Fast forward to the present. Today’s language calling for consolidation of National and Chapters into a single 501(c)(3) Alzheimer’s Association organization seems familiar, as if from this earlier time. Old questions linger beneath the surface: How do “we” meet our joint mission? How do “we” best serve Alzheimer’s patients and their caregivers in our community and fund research? Can “we” trust “them?” The issues and tensions between the Chapters and National appear the same, with only the names and dollar amounts having changed.

The reality of a consolidation is that the surviving corporation calls the shots. To “sell” a consolidation may be today’s corporate equivalent of a suitor’s murmuring “sweet nothings”: tempting talk and consultant-driven promises of the value of streamlining and efficiencies, coupled with appropriate homage to continuing local services. If so, they can be quickly forgotten and explained away in the daylight of a completed consolidation. For Chapters, service and job cuts may accompany corporate “streamlining and efficiencies.” Yet this was not where the heart and passion of this association resided.

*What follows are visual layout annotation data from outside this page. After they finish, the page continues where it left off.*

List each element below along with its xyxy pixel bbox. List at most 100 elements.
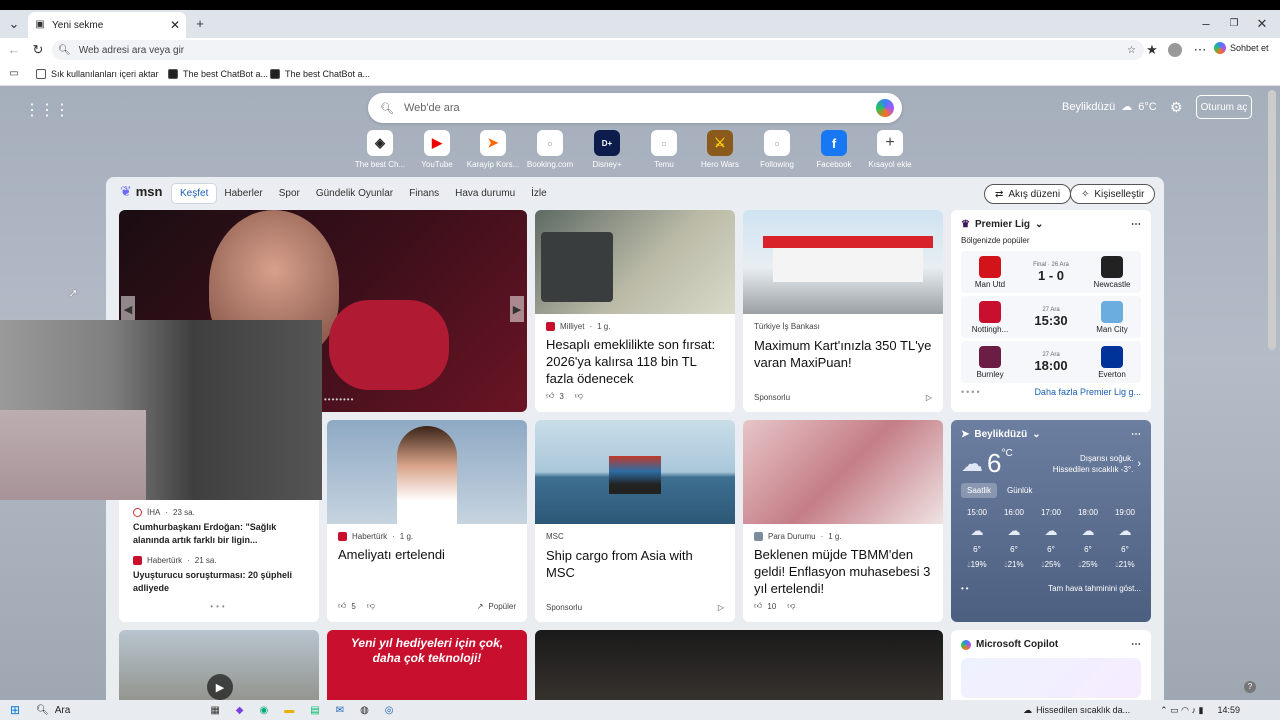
tab-hava[interactable]: Hava durumu	[447, 188, 523, 199]
quick-link-chatbot[interactable]: ◈ The best Ch...	[352, 130, 408, 169]
tab-daily[interactable]: Günlük	[1001, 483, 1038, 498]
news-title[interactable]: Cumhurbaşkanı Erdoğan: "Sağlık alanında …	[133, 521, 305, 547]
file-explorer-icon[interactable]: ▬	[284, 705, 294, 716]
thumbs-up-icon[interactable]: 👍︎	[754, 601, 762, 611]
dark-image-card[interactable]	[535, 630, 943, 700]
clock[interactable]: 14:59	[1217, 705, 1240, 715]
hour-temp: 6°	[1047, 545, 1055, 554]
thumbs-down-icon[interactable]: 👎︎	[367, 601, 375, 611]
feed-layout-button[interactable]: ⇄ Akış düzeni	[984, 184, 1072, 204]
copilot-header[interactable]: Microsoft Copilot ⋯	[961, 639, 1141, 650]
close-tab-icon[interactable]: ✕	[170, 18, 180, 32]
copilot-icon[interactable]	[876, 99, 894, 117]
quick-link-following[interactable]: ▫ Following	[749, 130, 805, 169]
web-search-input[interactable]: 🔍︎ Web'de ara	[368, 93, 902, 123]
full-forecast-link[interactable]: Tam hava tahminini göst...	[1048, 584, 1141, 593]
news-card-milliyet[interactable]: Milliyet · 1 g. Hesaplı emeklilikte son fı…	[535, 210, 735, 412]
app-icon[interactable]: ◍	[360, 705, 369, 716]
play-icon[interactable]: ▶	[207, 674, 233, 700]
apps-grid-icon[interactable]: ⋮⋮⋮	[24, 100, 70, 120]
task-view-icon[interactable]: ▦	[210, 705, 219, 716]
new-tab-plus-icon[interactable]: +	[190, 14, 210, 34]
tab-kesfet[interactable]: Keşfet	[172, 183, 217, 203]
favorites-icon[interactable]: ★	[1142, 40, 1162, 60]
thumbs-down-icon[interactable]: 👎︎	[787, 601, 795, 611]
news-card-paradurumu[interactable]: Para Durumu · 1 g. Beklenen müjde TBMM'den…	[743, 420, 943, 622]
more-options-icon[interactable]: ⋯	[1131, 219, 1141, 230]
msn-logo[interactable]: ❦ msn	[120, 183, 162, 200]
windows-start-icon[interactable]: ⊞	[10, 703, 20, 717]
sidebar-toggle-icon[interactable]: ▭	[4, 64, 24, 84]
match-score: 18:00	[1034, 357, 1068, 373]
match-row[interactable]: Burnley 27 Ara 18:00 Everton	[961, 341, 1141, 383]
quick-link-karayip[interactable]: ➤ Karayip Kors...	[465, 130, 521, 169]
league-header[interactable]: ♛ Premier Lig ⌄ ⋯	[961, 219, 1141, 230]
taskbar-search[interactable]: Ara	[55, 705, 71, 716]
quick-link-herowars[interactable]: ⚔ Hero Wars	[692, 130, 748, 169]
maximize-icon[interactable]: ❐	[1224, 14, 1244, 34]
sponsored-card-msc[interactable]: MSC Ship cargo from Asia with MSC Sponso…	[535, 420, 735, 622]
quick-link-temu[interactable]: ▫ Temu	[636, 130, 692, 169]
thumbs-down-icon[interactable]: 👎︎	[575, 391, 583, 401]
minimize-icon[interactable]: –	[1196, 14, 1216, 34]
match-row[interactable]: Nottingh... 27 Ara 15:30 Man City	[961, 296, 1141, 338]
weather-notice[interactable]: ☁ Hissedilen sıcaklık da...	[1023, 705, 1130, 716]
promo-card[interactable]: Yeni yıl hediyeleri için çok, daha çok t…	[327, 630, 527, 700]
tab-actions-chevron-icon[interactable]: ⌄	[4, 14, 24, 34]
outlook-icon[interactable]: ✉	[336, 705, 344, 716]
like-count: 3	[559, 391, 564, 401]
help-icon[interactable]: ?	[1244, 681, 1256, 693]
chrome-icon[interactable]: ◎	[385, 705, 394, 716]
more-options-icon[interactable]: ⋯	[1131, 639, 1141, 650]
scrollbar-thumb[interactable]	[1268, 90, 1276, 350]
tab-finans[interactable]: Finans	[401, 188, 447, 199]
weather-header[interactable]: ➤ Beylikdüzü ⌄ ⋯	[961, 429, 1141, 440]
tray-icons[interactable]: ⌃ ▭ ◠ ♪ ▮	[1160, 705, 1203, 716]
quick-link-youtube[interactable]: ▶ YouTube	[409, 130, 465, 169]
window-close-icon[interactable]: ✕	[1252, 14, 1272, 34]
favorite-star-icon[interactable]: ☆	[1127, 45, 1136, 56]
thumbs-up-icon[interactable]: 👍︎	[546, 391, 554, 401]
ad-choices-icon[interactable]: ▷	[926, 393, 932, 402]
sponsored-card-isbank[interactable]: Türkiye İş Bankası Maximum Kart'ınızla 3…	[743, 210, 943, 412]
login-button[interactable]: Oturum aç	[1196, 95, 1252, 119]
fav-chatbot-2[interactable]: The best ChatBot a...	[270, 67, 370, 81]
next-slide-icon[interactable]: ▶	[510, 296, 524, 322]
quick-link-disney[interactable]: D+ Disney+	[579, 130, 635, 169]
prev-slide-icon[interactable]: ◀	[121, 296, 135, 322]
weather-mini[interactable]: Beylikdüzü ☁ 6°C	[1062, 100, 1157, 114]
personalize-button[interactable]: ✧ Kişiselleştir	[1070, 184, 1156, 204]
tab-spor[interactable]: Spor	[271, 188, 308, 199]
copilot-button[interactable]: Sohbet et	[1214, 42, 1269, 54]
more-menu-icon[interactable]: ⋯	[1190, 40, 1210, 60]
edge-icon[interactable]: ◉	[259, 705, 268, 716]
news-title[interactable]: Uyuşturucu soruşturması: 20 şüpheli adli…	[133, 569, 305, 595]
page-icon: ▫	[764, 130, 790, 156]
tab-haberler[interactable]: Haberler	[216, 188, 270, 199]
tab-hourly[interactable]: Saatlik	[961, 483, 998, 498]
more-league-link[interactable]: Daha fazla Premier Lig g...	[1034, 387, 1141, 397]
quick-link-label: Karayip Kors...	[466, 160, 520, 169]
news-card-haberturk[interactable]: Habertürk · 1 g. Ameliyatı ertelendi 👍︎ 5 👎︎…	[327, 420, 527, 622]
quick-link-add[interactable]: + Kısayol ekle	[862, 130, 918, 169]
fav-chatbot-1[interactable]: The best ChatBot a...	[168, 67, 268, 81]
video-card[interactable]: ▶	[119, 630, 319, 700]
tab-games[interactable]: Gündelik Oyunlar	[308, 188, 401, 199]
store-icon[interactable]: ▤	[310, 705, 319, 716]
refresh-icon[interactable]: ↻	[28, 40, 48, 60]
address-input[interactable]: 🔍︎ Web adresi ara veya gir ☆	[52, 40, 1144, 60]
ad-choices-icon[interactable]: ▷	[718, 603, 724, 612]
more-options-icon[interactable]: ⋯	[1131, 429, 1141, 440]
match-row[interactable]: Man Utd Final · 26 Ara 1 - 0 Newcastle	[961, 251, 1141, 293]
quick-link-booking[interactable]: ▫ Booking.com	[522, 130, 578, 169]
tab-new-tab[interactable]: ▣ Yeni sekme ✕	[28, 12, 186, 38]
settings-gear-icon[interactable]: ⚙	[1170, 99, 1183, 116]
copilot-app-icon[interactable]: ◆	[236, 705, 244, 716]
profile-avatar[interactable]	[1168, 43, 1182, 57]
chevron-right-icon[interactable]: ›	[1137, 458, 1141, 470]
fav-import[interactable]: Sık kullanılanları içeri aktar	[36, 67, 159, 81]
thumbs-up-icon[interactable]: 👍︎	[338, 601, 346, 611]
back-icon[interactable]: ←	[4, 40, 24, 60]
quick-link-facebook[interactable]: f Facebook	[806, 130, 862, 169]
tab-izle[interactable]: İzle	[523, 188, 555, 199]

Unlike when the Statement of Relationship was created, there will not be surviving entities to collectively “check and balance” or compel the enforcement of promises made.

My involvement with both the National and Chapter of the Alzheimer’s Association ended shortly after reporting out the Statement of Relationship. My volunteer service was a victim of both National and Chapter Alzheimer Association politics. But good agreements, like treaties between warring parties, must contain compromises requiring the parties to work together in good faith over time.